Banking with the Dead: How ₵31 Million Slipped Through the Cracks
There is a question Ghana has been too polite to ask: How does ₵31 million move through a regulated bank without alarms going off? How does nearly ten thousand fake names pass through a financial system that boasts compliance officers, risk desks, and anti-money laundering units?
The truth is simple and uncomfortable. This was not banking as usual. It was banking that looked away.
The Agricultural Development Bank (ADB) may not have created the ghosts in the National Service Authority’s ₵653 million scandal, but it sustained them. Money does not move itself. It requires channels, authorizations, verifications, and sign-offs, all of which ADB provided without resistance. The National Service Authority may have printed the ghosts, but ADB gave them breath.
When ₵31 million left public coffers under the guise of a hire-purchase “marketplace” for service personnel, it passed through an institution bound by the Banks and Specialised Deposit-Taking Institutions Act, 2016 (Act 930) and the Anti-Money Laundering Act, 2020 (Act 1044), laws designed precisely to prevent this kind of problem.
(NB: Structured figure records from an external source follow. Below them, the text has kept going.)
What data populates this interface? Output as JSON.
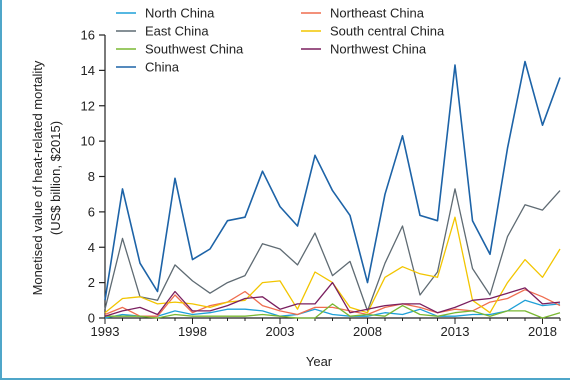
{
  "chart_data": {
    "type": "line",
    "title": "",
    "xlabel": "Year",
    "ylabel_line1": "Monetised value of heat-related mortality",
    "ylabel_line2": "(US$ billion, $2015)",
    "xlim": [
      1993,
      2019
    ],
    "ylim": [
      0,
      16
    ],
    "x_ticks": [
      1993,
      1998,
      2003,
      2008,
      2013,
      2018
    ],
    "y_ticks": [
      0,
      2,
      4,
      6,
      8,
      10,
      12,
      14,
      16
    ],
    "grid": false,
    "legend_position": "top-left",
    "x": [
      1993,
      1994,
      1995,
      1996,
      1997,
      1998,
      1999,
      2000,
      2001,
      2002,
      2003,
      2004,
      2005,
      2006,
      2007,
      2008,
      2009,
      2010,
      2011,
      2012,
      2013,
      2014,
      2015,
      2016,
      2017,
      2018,
      2019
    ],
    "series": [
      {
        "name": "North China",
        "color": "#1fa0d8",
        "values": [
          0.0,
          0.2,
          0.1,
          0.1,
          0.4,
          0.2,
          0.3,
          0.5,
          0.5,
          0.4,
          0.1,
          0.2,
          0.5,
          0.2,
          0.1,
          0.1,
          0.3,
          0.2,
          0.5,
          0.1,
          0.1,
          0.2,
          0.2,
          0.4,
          1.0,
          0.7,
          0.8
        ]
      },
      {
        "name": "Northeast China",
        "color": "#ef6d4f",
        "values": [
          0.2,
          0.6,
          0.1,
          0.1,
          1.3,
          0.3,
          0.7,
          0.9,
          1.5,
          0.7,
          0.4,
          0.2,
          0.6,
          0.6,
          0.4,
          0.2,
          0.6,
          0.8,
          0.6,
          0.3,
          0.5,
          0.4,
          0.9,
          1.1,
          1.6,
          1.2,
          0.7
        ]
      },
      {
        "name": "East China",
        "color": "#5f6b73",
        "values": [
          0.5,
          4.5,
          1.2,
          1.0,
          3.0,
          2.1,
          1.4,
          2.0,
          2.4,
          4.2,
          3.9,
          3.0,
          4.8,
          2.4,
          3.2,
          0.4,
          3.1,
          5.2,
          1.3,
          2.6,
          7.3,
          2.8,
          1.3,
          4.6,
          6.4,
          6.1,
          7.2
        ]
      },
      {
        "name": "South central China",
        "color": "#f2c500",
        "values": [
          0.3,
          1.1,
          1.2,
          0.8,
          0.9,
          0.8,
          0.6,
          0.9,
          1.0,
          2.0,
          2.1,
          0.5,
          2.6,
          2.0,
          0.6,
          0.3,
          2.3,
          2.9,
          2.5,
          2.3,
          5.7,
          1.0,
          0.3,
          2.0,
          3.3,
          2.3,
          3.9
        ]
      },
      {
        "name": "Southwest China",
        "color": "#7ab832",
        "values": [
          0.1,
          0.1,
          0.1,
          0.0,
          0.2,
          0.1,
          0.1,
          0.1,
          0.1,
          0.2,
          0.1,
          0.0,
          0.0,
          0.8,
          0.1,
          0.2,
          0.1,
          0.7,
          0.2,
          0.1,
          0.3,
          0.4,
          0.1,
          0.4,
          0.4,
          0.0,
          0.3
        ]
      },
      {
        "name": "Northwest China",
        "color": "#7a1f5f",
        "values": [
          0.1,
          0.4,
          0.6,
          0.2,
          1.5,
          0.4,
          0.4,
          0.7,
          1.1,
          1.2,
          0.5,
          0.8,
          0.8,
          2.0,
          0.3,
          0.5,
          0.7,
          0.8,
          0.8,
          0.3,
          0.6,
          1.0,
          1.1,
          1.4,
          1.7,
          0.8,
          0.9
        ]
      },
      {
        "name": "China",
        "color": "#1d63a7",
        "values": [
          1.0,
          7.3,
          3.1,
          1.5,
          7.9,
          3.3,
          3.9,
          5.5,
          5.7,
          8.3,
          6.3,
          5.2,
          9.2,
          7.2,
          5.8,
          2.0,
          7.0,
          10.3,
          5.8,
          5.5,
          14.3,
          5.5,
          3.6,
          9.6,
          14.5,
          10.9,
          13.6
        ]
      }
    ]
  }
}
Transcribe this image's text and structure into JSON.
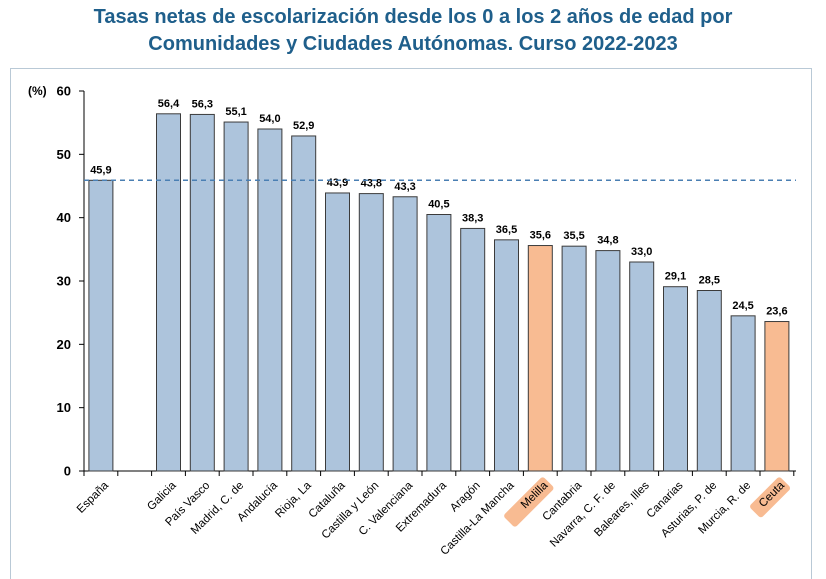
{
  "title_line1": "Tasas netas de escolarización desde los 0 a los 2 años de edad por",
  "title_line2": "Comunidades y Ciudades Autónomas. Curso 2022-2023",
  "chart_data": {
    "type": "bar",
    "title": "Tasas netas de escolarización desde los 0 a los 2 años de edad por Comunidades y Ciudades Autónomas. Curso 2022-2023",
    "ylabel": "(%)",
    "xlabel": "",
    "ylim": [
      0,
      60
    ],
    "yticks": [
      "0",
      "10",
      "20",
      "30",
      "40",
      "50",
      "60"
    ],
    "reference_line": 45.9,
    "colors": {
      "default": "#adc4dc",
      "highlight": "#f8bb92",
      "reference": "#4a7fb3"
    },
    "categories": [
      "España",
      "Galicia",
      "País Vasco",
      "Madrid, C. de",
      "Andalucía",
      "Rioja, La",
      "Cataluña",
      "Castilla y León",
      "C. Valenciana",
      "Extremadura",
      "Aragón",
      "Castilla-La Mancha",
      "Melilla",
      "Cantabria",
      "Navarra, C. F. de",
      "Baleares, Illes",
      "Canarias",
      "Asturias, P. de",
      "Murcia, R. de",
      "Ceuta"
    ],
    "values": [
      45.9,
      56.4,
      56.3,
      55.1,
      54.0,
      52.9,
      43.9,
      43.8,
      43.3,
      40.5,
      38.3,
      36.5,
      35.6,
      35.5,
      34.8,
      33.0,
      29.1,
      28.5,
      24.5,
      23.6
    ],
    "value_labels": [
      "45,9",
      "56,4",
      "56,3",
      "55,1",
      "54,0",
      "52,9",
      "43,9",
      "43,8",
      "43,3",
      "40,5",
      "38,3",
      "36,5",
      "35,6",
      "35,5",
      "34,8",
      "33,0",
      "29,1",
      "28,5",
      "24,5",
      "23,6"
    ],
    "highlighted": [
      "Melilla",
      "Ceuta"
    ]
  }
}
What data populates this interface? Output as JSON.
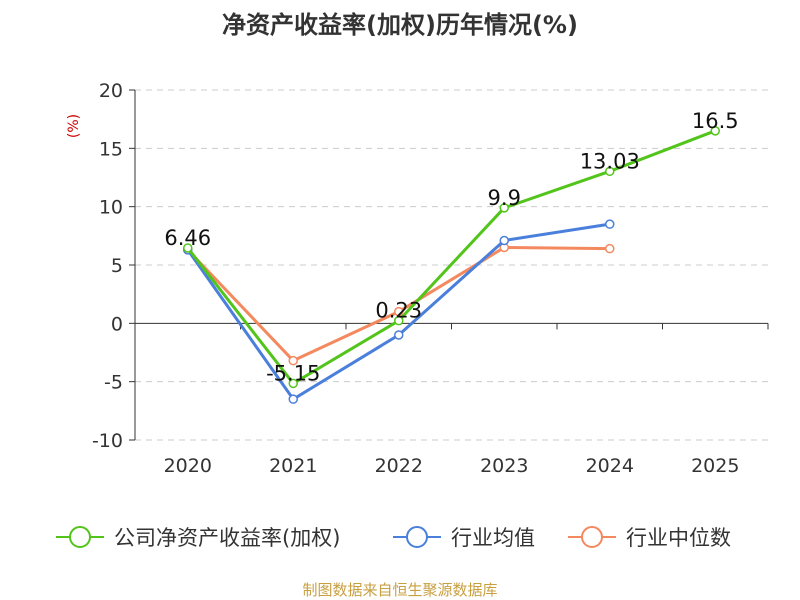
{
  "chart_data": {
    "type": "line",
    "title": "净资产收益率(加权)历年情况(%)",
    "ylabel": "(%)",
    "xlabel": "",
    "categories": [
      "2020",
      "2021",
      "2022",
      "2023",
      "2024",
      "2025"
    ],
    "ylim": [
      -10,
      20
    ],
    "yticks": [
      20,
      15,
      10,
      5,
      0,
      -5,
      -10
    ],
    "grid": true,
    "legend_position": "bottom",
    "series": [
      {
        "name": "公司净资产收益率(加权)",
        "color": "#52c41a",
        "values": [
          6.46,
          -5.15,
          0.23,
          9.9,
          13.03,
          16.5
        ],
        "labels": [
          "6.46",
          "-5.15",
          "0.23",
          "9.9",
          "13.03",
          "16.5"
        ]
      },
      {
        "name": "行业均值",
        "color": "#4a7fdc",
        "values": [
          6.3,
          -6.5,
          -1.0,
          7.1,
          8.5,
          null
        ]
      },
      {
        "name": "行业中位数",
        "color": "#f4895f",
        "values": [
          6.3,
          -3.2,
          1.0,
          6.5,
          6.4,
          null
        ]
      }
    ]
  },
  "source_text": "制图数据来自恒生聚源数据库",
  "colors": {
    "axis": "#333333",
    "grid": "#cccccc",
    "ylabel": "#cc0000",
    "source": "#c8a040"
  }
}
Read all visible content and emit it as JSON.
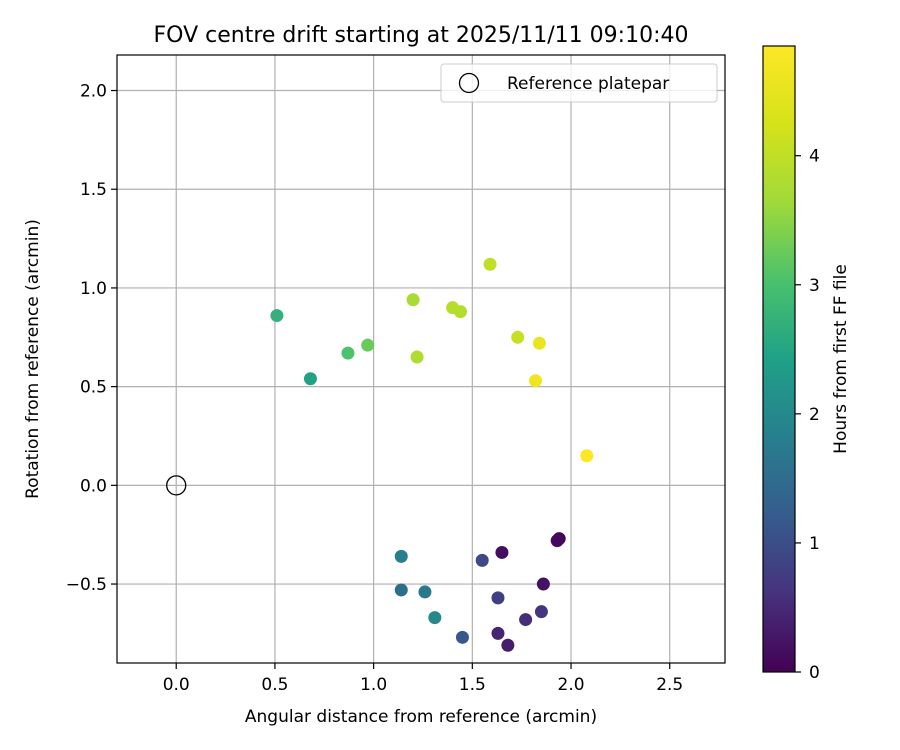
{
  "chart_data": {
    "type": "scatter",
    "title": "FOV centre drift starting at 2025/11/11 09:10:40",
    "xlabel": "Angular distance from reference (arcmin)",
    "ylabel": "Rotation from reference (arcmin)",
    "xlim": [
      -0.3,
      2.78
    ],
    "ylim": [
      -0.9,
      2.18
    ],
    "x_ticks": [
      "0.0",
      "0.5",
      "1.0",
      "1.5",
      "2.0",
      "2.5"
    ],
    "x_tick_values": [
      0.0,
      0.5,
      1.0,
      1.5,
      2.0,
      2.5
    ],
    "y_ticks": [
      "−0.5",
      "0.0",
      "0.5",
      "1.0",
      "1.5",
      "2.0"
    ],
    "y_tick_values": [
      -0.5,
      0.0,
      0.5,
      1.0,
      1.5,
      2.0
    ],
    "grid": true,
    "legend": {
      "position": "top-right",
      "entries": [
        "Reference platepar"
      ]
    },
    "reference_point": {
      "label": "Reference platepar",
      "x": 0.0,
      "y": 0.0
    },
    "colorbar": {
      "label": "Hours from first FF file",
      "colormap": "viridis",
      "range": [
        0,
        4.85
      ],
      "ticks": [
        "0",
        "1",
        "2",
        "3",
        "4"
      ],
      "tick_values": [
        0,
        1,
        2,
        3,
        4
      ]
    },
    "points": [
      {
        "x": 1.94,
        "y": -0.27,
        "h": 0.05
      },
      {
        "x": 1.93,
        "y": -0.28,
        "h": 0.1
      },
      {
        "x": 1.65,
        "y": -0.34,
        "h": 0.15
      },
      {
        "x": 1.86,
        "y": -0.5,
        "h": 0.2
      },
      {
        "x": 1.68,
        "y": -0.81,
        "h": 0.35
      },
      {
        "x": 1.63,
        "y": -0.75,
        "h": 0.45
      },
      {
        "x": 1.77,
        "y": -0.68,
        "h": 0.55
      },
      {
        "x": 1.85,
        "y": -0.64,
        "h": 0.65
      },
      {
        "x": 1.63,
        "y": -0.57,
        "h": 0.8
      },
      {
        "x": 1.55,
        "y": -0.38,
        "h": 0.95
      },
      {
        "x": 1.45,
        "y": -0.77,
        "h": 1.15
      },
      {
        "x": 1.14,
        "y": -0.53,
        "h": 1.5
      },
      {
        "x": 1.26,
        "y": -0.54,
        "h": 1.7
      },
      {
        "x": 1.14,
        "y": -0.36,
        "h": 1.8
      },
      {
        "x": 1.31,
        "y": -0.67,
        "h": 2.0
      },
      {
        "x": 0.68,
        "y": 0.54,
        "h": 2.45
      },
      {
        "x": 0.51,
        "y": 0.86,
        "h": 2.7
      },
      {
        "x": 0.87,
        "y": 0.67,
        "h": 3.05
      },
      {
        "x": 0.97,
        "y": 0.71,
        "h": 3.25
      },
      {
        "x": 1.2,
        "y": 0.94,
        "h": 3.75
      },
      {
        "x": 1.22,
        "y": 0.65,
        "h": 3.8
      },
      {
        "x": 1.44,
        "y": 0.88,
        "h": 3.85
      },
      {
        "x": 1.4,
        "y": 0.9,
        "h": 3.9
      },
      {
        "x": 1.59,
        "y": 1.12,
        "h": 4.0
      },
      {
        "x": 1.73,
        "y": 0.75,
        "h": 4.1
      },
      {
        "x": 1.84,
        "y": 0.72,
        "h": 4.55
      },
      {
        "x": 1.82,
        "y": 0.53,
        "h": 4.65
      },
      {
        "x": 2.08,
        "y": 0.15,
        "h": 4.85
      }
    ]
  }
}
Yet not a single internal alarm went off.
ADB, the “People’s Bank” with a mission to grow agribusiness and national wealth, became the pipeline for ghost payments that served fiction. A bank built to nourish farms ended up feeding phantoms.
This was not one rogue transaction. Investigators uncovered 9,934 fake beneficiaries processed through a structured banking system. That means forms were filled, accounts were opened, transfers were approved, reconciliations were signed, and compliance reports were filed. You do not accidentally move that much money through a bank built to detect financial crime. You either disable the safeguards or you sit inside them.
In truth, ADB’s failure in this scandal unfolds in three layers: negligence, dereliction, and possibly, complicity.
First, compliance negligence. ADB’s internal controls failed to flag repetitive, high-value transactions that clearly fell outside the NSA’s normal profile. These were not hidden irregularities but obvious patterns any alert compliance desk would have caught. Yet its anti-money laundering unit looked away. This was not oversight; it was institutional sleepwalking.
Second, failure of due diligence. Under Section 22 of Act 930, banks owe a duty of due care. ADB breached that duty by processing NSA payments without verifying beneficiaries or supporting documents. Any credible system would have flagged duplicate identities and uniform entries. Instead, ADB’s systems simply approved what they were meant to protect against.
Third, possible collusion. No fraud of this scale passes unnoticed. Whether through silence or complicity, insiders within ADB likely enabled or concealed the transactions. Someone opened the door, and someone else held it. That is not system failure; it is human conspiracy.
To be clear, under both Ghana’s banking and anti-money laundering laws, liability does not depend solely on intent. It extends to situations where a bank knew, or should reasonably have known, that the transactions it processed were fraudulent. That is the standard of responsibility ADB must now answer to.
But this is not only about ADB. It is a mirror for every state-linked financial institution that has become a vault for political convenience rather than a custodian of public trust. Ghana’s banking system cannot continue to serve as a laundromat for bureaucratic excess and call it “development banking.”
This scandal is not an exception; it is evidence of how our institutions now function exactly as designed to fail quietly.
The investigation must move past personalities and politics to uncover the financial architecture that enabled the fraud, the systems, signatures, and quiet approvals that turned theft into routine. Every instruction, every authorization, every reconciliation must be examined with uncompromising scrutiny.
If that audit is done honestly, Ghana may discover that the ghosts were born at the NSA but fed by human hands inside ADB.
This is not just a public sector failure. It is a banking one. The Republic bleeds not only from corrupt officers but from compliant bankers.
If ADB had done its job, the ghosts would have starved. But in Ghana, even the banks have learned to live comfortably with the dead.